The obvious answer is to start with a well-written, clear email pointing out the issue and what the client relationship partners should say or do with their clients. Maybe it’ll take an hour to draft the email, but then all his partners have got the message and leads are sure to be generated. As the meercat in the advertisement would say….’Simples!’
It may be simple, but the problem is that this approach invariably doesn’t work! Partners get so many e-mails that messages such as this are unlikely to penetrate the white noise generated by day-to-day work and other messages.
A better approach for Tom is to meet key partners on a 1-1 basis and tell them about the important legal or regulatory development. This takes much more time but the message can at least penetrate. Though again little action typically ensues.
What is Tom missing?
- For cross selling to work, Tom has to put much more work in to communicate the benefit to each client of seeking his tax advice. For example, will it save the client money or mitigate any commercial or regulatory risks?
- But not just this, Tom has to make clearer what the benefits are to each partner to take action. What’s in it for them? Such benefits might be demonstrating to the client that he or she is thinking of them, being proactive, providing added value etc. If the partner can see there is something in it for them, they are much more likely to take action.
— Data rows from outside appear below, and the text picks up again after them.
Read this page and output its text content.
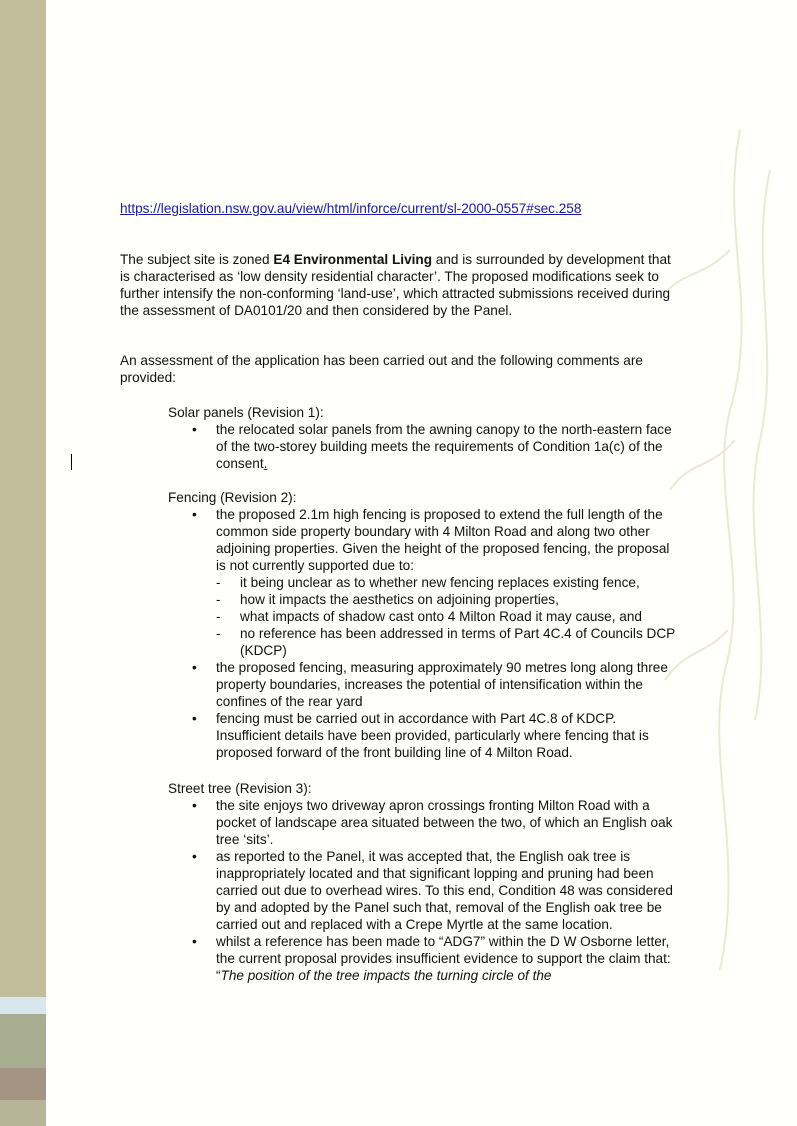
https://legislation.nsw.gov.au/view/html/inforce/current/sl-2000-0557#sec.258

The subject site is zoned E4 Environmental Living and is surrounded by development that is characterised as ‘low density residential character’. The proposed modifications seek to further intensify the non-conforming ‘land-use’, which attracted submissions received during the assessment of DA0101/20 and then considered by the Panel.

An assessment of the application has been carried out and the following comments are provided:

Solar panels (Revision 1):

• the relocated solar panels from the awning canopy to the north-eastern face of the two-storey building meets the requirements of Condition 1a(c) of the consent.

Fencing (Revision 2):

• the proposed 2.1m high fencing is proposed to extend the full length of the common side property boundary with 4 Milton Road and along two other adjoining properties. Given the height of the proposed fencing, the proposal is not currently supported due to:
- it being unclear as to whether new fencing replaces existing fence,
- how it impacts the aesthetics on adjoining properties,
- what impacts of shadow cast onto 4 Milton Road it may cause, and
- no reference has been addressed in terms of Part 4C.4 of Councils DCP (KDCP)
• the proposed fencing, measuring approximately 90 metres long along three property boundaries, increases the potential of intensification within the confines of the rear yard
• fencing must be carried out in accordance with Part 4C.8 of KDCP. Insufficient details have been provided, particularly where fencing that is proposed forward of the front building line of 4 Milton Road.

Street tree (Revision 3):

• the site enjoys two driveway apron crossings fronting Milton Road with a pocket of landscape area situated between the two, of which an English oak tree ‘sits’.
• as reported to the Panel, it was accepted that, the English oak tree is inappropriately located and that significant lopping and pruning had been carried out due to overhead wires. To this end, Condition 48 was considered by and adopted by the Panel such that, removal of the English oak tree be carried out and replaced with a Crepe Myrtle at the same location.
• whilst a reference has been made to “ADG7” within the D W Osborne letter, the current proposal provides insufficient evidence to support the claim that: “The position of the tree impacts the turning circle of the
- The conversation should make it clear as to exactly what steps Tom would like the partner to take. Most partners feel somewhat uncomfortable talking about legal issues outside their area of expertise. Tom should consider drafting an email for the partner to send to the client or use as a script on the phone.
- Tom would benefit from focusing at this stage on simply getting in front of the client
- Ideally Tom should meet the client with the client relationship partner. By doing this Tom will receive the halo effect from the goodwill inherent in the relationship with the client relationship partner.
Another useful tactic is to meet with heads of important practice areas first – in Tom’s case this is likely to include the Corporate/Commercial department. If Tom can win this key partner over, it might be possible to persuade them to attend a forthcoming partners meeting and have a 20 minute slot to talk about the issue openly. This underlines how important the issue is and has the potential to create some peer pressure. Tom can then follow up with each partner using the approach suggested above.
The conclusion from this is that for cross selling to work Tom needs to put much more work in tailoring his messages. This will require Tom to focus on a handful of key clients and to be persistent in following up with partners.